Dos de estos primeros poemarios merecen comentario aparte por dirigirse a un público
especial: Cascarita de nuez, ya mencionada, y Galope (1983). Cascarita de nuez representa
una poesía infantil con plasticidad y perspectivas que pueden apreciar tanto los niños como
sus padres. Es una poesía calculada para producir en el adulto y el anciano futuros, por medio
de imágenes, pequeñas moralejas implícitas y ritmos claros, una cristalización de
observaciones y memorias captadas durante los años intermedios. Galope, al contrario, es
una breve colección de muy variada poesía, si no estrictamente infantil, de gustos sencillos
y dirigida a los niños y a las niñas de corazón.
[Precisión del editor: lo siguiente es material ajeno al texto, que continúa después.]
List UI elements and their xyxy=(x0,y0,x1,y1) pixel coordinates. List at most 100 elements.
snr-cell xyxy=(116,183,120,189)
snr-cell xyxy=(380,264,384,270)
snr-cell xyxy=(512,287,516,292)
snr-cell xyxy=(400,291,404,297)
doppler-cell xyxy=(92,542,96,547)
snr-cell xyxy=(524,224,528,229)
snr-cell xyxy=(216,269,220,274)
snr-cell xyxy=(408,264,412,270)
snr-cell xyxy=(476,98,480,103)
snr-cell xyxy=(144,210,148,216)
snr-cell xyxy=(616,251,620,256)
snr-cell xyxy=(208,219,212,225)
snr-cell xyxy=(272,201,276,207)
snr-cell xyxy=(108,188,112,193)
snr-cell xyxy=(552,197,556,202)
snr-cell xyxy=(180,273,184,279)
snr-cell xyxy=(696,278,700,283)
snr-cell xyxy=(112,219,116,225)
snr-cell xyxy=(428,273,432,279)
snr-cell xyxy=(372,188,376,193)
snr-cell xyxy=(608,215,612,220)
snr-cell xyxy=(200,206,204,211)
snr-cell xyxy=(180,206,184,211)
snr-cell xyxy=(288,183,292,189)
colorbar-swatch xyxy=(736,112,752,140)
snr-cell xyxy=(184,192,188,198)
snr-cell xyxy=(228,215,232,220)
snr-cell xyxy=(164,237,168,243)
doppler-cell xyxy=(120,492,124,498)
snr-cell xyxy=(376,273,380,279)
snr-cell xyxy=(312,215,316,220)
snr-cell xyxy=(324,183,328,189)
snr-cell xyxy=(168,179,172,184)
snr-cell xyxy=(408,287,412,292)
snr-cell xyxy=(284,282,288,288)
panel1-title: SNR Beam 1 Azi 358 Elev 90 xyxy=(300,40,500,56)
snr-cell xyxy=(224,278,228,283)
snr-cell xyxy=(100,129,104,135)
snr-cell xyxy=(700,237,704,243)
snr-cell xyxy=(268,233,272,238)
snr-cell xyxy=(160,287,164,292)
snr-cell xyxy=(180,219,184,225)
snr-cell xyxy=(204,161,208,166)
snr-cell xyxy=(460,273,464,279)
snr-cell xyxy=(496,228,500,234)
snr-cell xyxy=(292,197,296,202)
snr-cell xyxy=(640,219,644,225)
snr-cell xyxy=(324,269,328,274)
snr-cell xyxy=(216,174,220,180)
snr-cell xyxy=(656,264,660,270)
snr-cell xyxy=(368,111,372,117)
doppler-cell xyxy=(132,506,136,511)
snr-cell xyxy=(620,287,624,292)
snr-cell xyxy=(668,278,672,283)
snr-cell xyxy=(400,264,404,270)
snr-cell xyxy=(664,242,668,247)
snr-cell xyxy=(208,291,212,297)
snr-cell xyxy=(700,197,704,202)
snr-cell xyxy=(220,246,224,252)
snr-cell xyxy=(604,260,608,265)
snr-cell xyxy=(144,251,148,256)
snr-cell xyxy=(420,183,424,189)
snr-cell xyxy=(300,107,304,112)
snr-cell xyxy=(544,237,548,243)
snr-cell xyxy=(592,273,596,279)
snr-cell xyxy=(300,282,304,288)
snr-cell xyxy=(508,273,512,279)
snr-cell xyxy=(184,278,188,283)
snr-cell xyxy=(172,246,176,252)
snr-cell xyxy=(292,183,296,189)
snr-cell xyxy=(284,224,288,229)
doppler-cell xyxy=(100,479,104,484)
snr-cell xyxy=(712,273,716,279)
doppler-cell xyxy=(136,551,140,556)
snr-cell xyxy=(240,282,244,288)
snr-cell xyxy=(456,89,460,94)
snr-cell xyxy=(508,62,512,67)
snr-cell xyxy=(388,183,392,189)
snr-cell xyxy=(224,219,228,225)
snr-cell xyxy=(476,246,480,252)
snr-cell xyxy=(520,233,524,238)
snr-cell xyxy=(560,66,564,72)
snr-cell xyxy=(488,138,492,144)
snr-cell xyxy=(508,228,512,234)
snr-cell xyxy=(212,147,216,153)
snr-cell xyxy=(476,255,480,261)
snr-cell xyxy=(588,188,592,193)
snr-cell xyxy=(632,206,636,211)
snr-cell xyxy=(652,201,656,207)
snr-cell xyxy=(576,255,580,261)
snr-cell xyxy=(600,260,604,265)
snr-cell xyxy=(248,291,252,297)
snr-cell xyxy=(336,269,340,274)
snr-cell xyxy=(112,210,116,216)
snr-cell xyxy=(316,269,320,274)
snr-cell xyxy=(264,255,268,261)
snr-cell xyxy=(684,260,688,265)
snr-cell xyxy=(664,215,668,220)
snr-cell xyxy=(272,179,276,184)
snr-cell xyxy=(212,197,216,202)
Su lirismo de primera persona produce un
efecto parecido al de Marinero en tierra de Alberti, pero con composiciones más extensas y
una métrica más controlada.
Ferrer se encuentra entre los pocos poetas que todavía saben versificar bien y que no se
ruborizan de utilizar verso tradicional cuando se les ocurre expresarse de esta forma –
Claudio Rodríguez, Antonio Colinas, María victoria Atencia, Claribel Alegría, Clara Janés, Ana
Rosetti – y puede ser que sea la mejor del grupo en versificar sin violencias los acentos
obligatorios.
Amar sin tregua y odiar con desacierto. / Llenarse los bolsillos, dilapidar el tiempo.